Pièce montée des grands jours (2003, Thomas Fersen)

Publié le par GouxMathieu

   Parfois, les souvenirs filants s'associent et convergent vers une seule et même idée. Récemment, je repensais à Marie Trintignant ; puis à une ancienne petite amie, avec laquelle j'écoutais souvent l'artiste ; à d'autres choses encore. Et tout cela me donna envie de parler, rapidement, de Thomas Fersen, et de cet album.

 

   Le monde de la chanson française, et de la chanson dite "à texte", m'a toujours paru étrange. Il y a les grands noms d'antan, auxquels on revient encore, encore et encore ; il y a les succès contemporains, qui brillent comme des étoiles filantes, dont on parle beaucoup et qui finissent par disparaître ; et puis, il y a les artistes, comme celui-ci ou d'autres, qui vont et viennent, qui sur les ondes, qui dans les conversations, qui sont connus des connaisseurs, si je puis dire, mais qui ne semblent pas avoir la reconnaissance que leur talent devrait leur prêter.

   Car du talent, Thomas Fersen en a vraisemblablement. Sa voix fatiguée, presque muette dans l'effort, traverse de beauté la moindre des phrases ; sa nonchalance est celle d'un Bougrelon, désespérée dans ses excès mais ridicule dans sa passion ; son humour est partout, sa vérité inconséquente, sa tranquillité entre le surfait et le naturel. C'est une sorte "d'élégance à la française", qui ne se confond ni avec la veulerie, ni avec l'insistance, ni avec le déplacé ; plutôt une sorte de noblesse désincarnée que les révolutions n'ont jamais su parfaitement abattre.

   Si je précise cela, c'est que c'est, dans mon univers musical néanmoins, une exception.

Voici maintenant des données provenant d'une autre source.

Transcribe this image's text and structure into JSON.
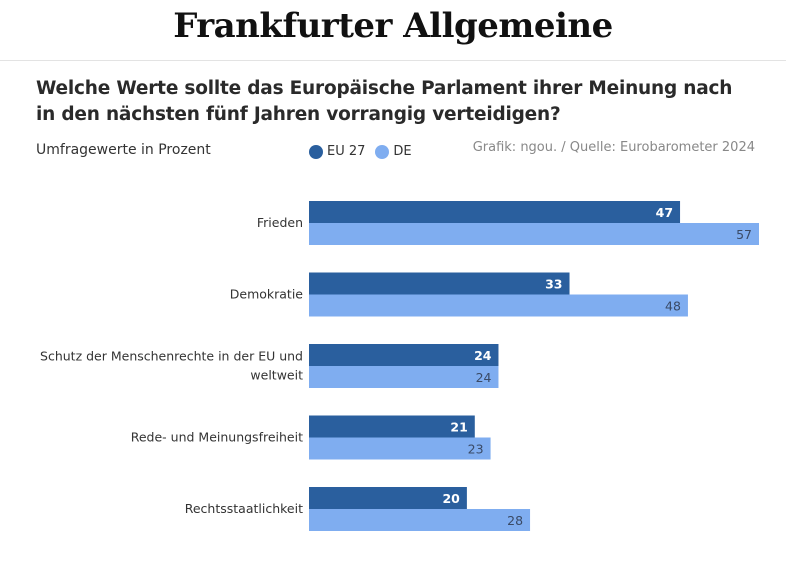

Les autres chanteurs que j'ai pu évoquer se caractérisaient certes par une jolie plume, chacune propre à leur style, mais le département vocal quant à lui, était sans doute décevant. On ne venait pas à eux pour cela, c'est vrai ; mais parfois, la corde tirée trop fort se brisait et brisait l'illusion poétique, surtout, de notre écoute. De mémoire, je n'ai point ressenti ça lors d'un parcours de Thomas Fersen, et notamment de cet album que parmi tous, j'ai choisi pour son intelligence.

   "Saint-Jean-du-Doigt" est ainsi légère, mais sa construction me renvoie aux rondeaux médiévaux que j'aime tant ; "Croque" est une sorte de ballade mi-tendre, mi-aigre, qui mélange l'amour et la mort dans une ronde certes peu originale, mais terriblement plaisante ; enfin, la pièce donnant son titre à l'album, "Pièce montée des grands jours", en duo avec une Marie Trintignant que je regrette d'avoir encore à regretter, fait sans doute partie des plus belles chansons que je puis connaître. Je l'offre alors ici, en espérant que ces voix entremêlées sauront vous inspirer en ce dimanche de février.